I’ve also been in close proximity with parents who have brought their children to the dog park, and are enjoying a leisurely stroll in the off leash dog area — with no dog in tow. I can count on more than all of my fingers, the number of times a parent has been conversing on a cell phone, while their child is aimlessly running through the off-leash area. I witnessed a situation that involved one of these unattended, stick-grasping children, running full-blast at a dog. Luckily, as the child approached the dog, the owner reacted quickly enough to physically restrain her dog, who, with teeth exposed, lunged toward the child. She wrapped her forearm around his neck, and flipped her own dog onto his back in the grass. Simultaneously, the child’s mother, who had been having an in-depth conversation on the phone, finally realized her youngster was outside of range. She began frantically screaming at the dog’s owner, accusing her of having a “vicious dog.” Needless to say, this situation could have ended much worse.
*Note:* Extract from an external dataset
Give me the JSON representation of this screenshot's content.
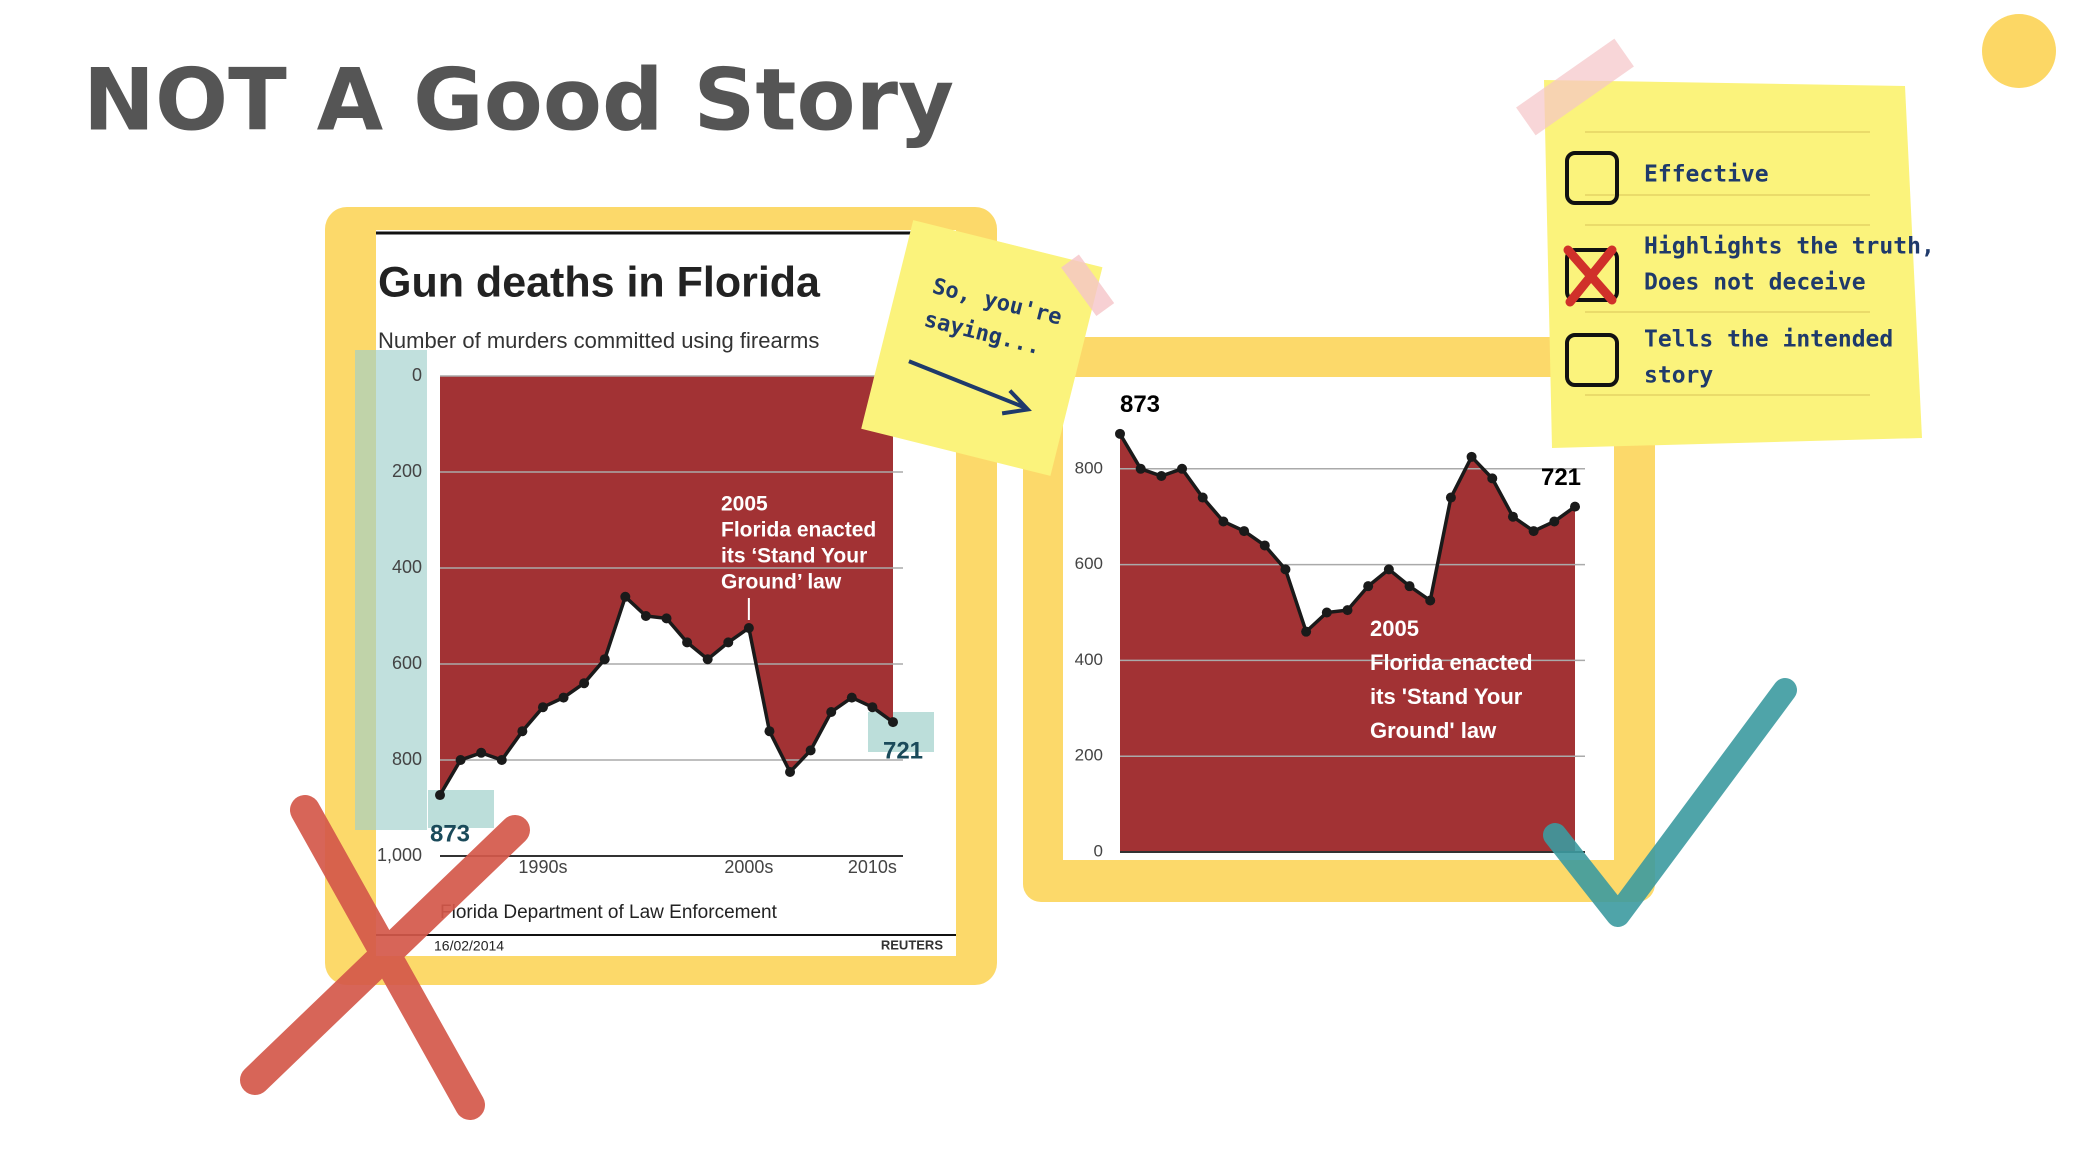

God forbid if this child was bit. But due to the fast-acting response of the dog’s owner, who had expected to simply enjoy a fun day at her local off-leash dog park, both the child and the dog are safe. The child could have been hurt, which would be nothing short of tragic. Yet had that woman’s dog snapped at the unattended child, the dog may have then been required to be put down. A dog bite is generally considered to be the fault of the dog and his owner.
I take my responsibility as a dog owner seriously. I don’t allow my dog to run willy-nilly through the streets. I don’t dismissively proclaim, while trotting down the sidewalk with my unrestrained dog, “Oh, it’s okay, my dog is friendly,” as Rocket proceeds to jump up on strangers or the backs of other dogs. No. For one, maybe the other human isn’t comfortable with my overly friendly dog. And even though my dog is friendly, perhaps another dog might not be at ease with being approached, or perhaps the other dog isn’t quite so friendly. In addition, it would never even cross my mind to take my dog to run free at a children’s playground.
I want my dog to be happy and carefree, but certainly not at the expense of others, or while risking my own dog’s safety. It would just be really nice if everyone could manage to responsibly coexist, while treating each other (and our dogs) with the care and respect we all deserve.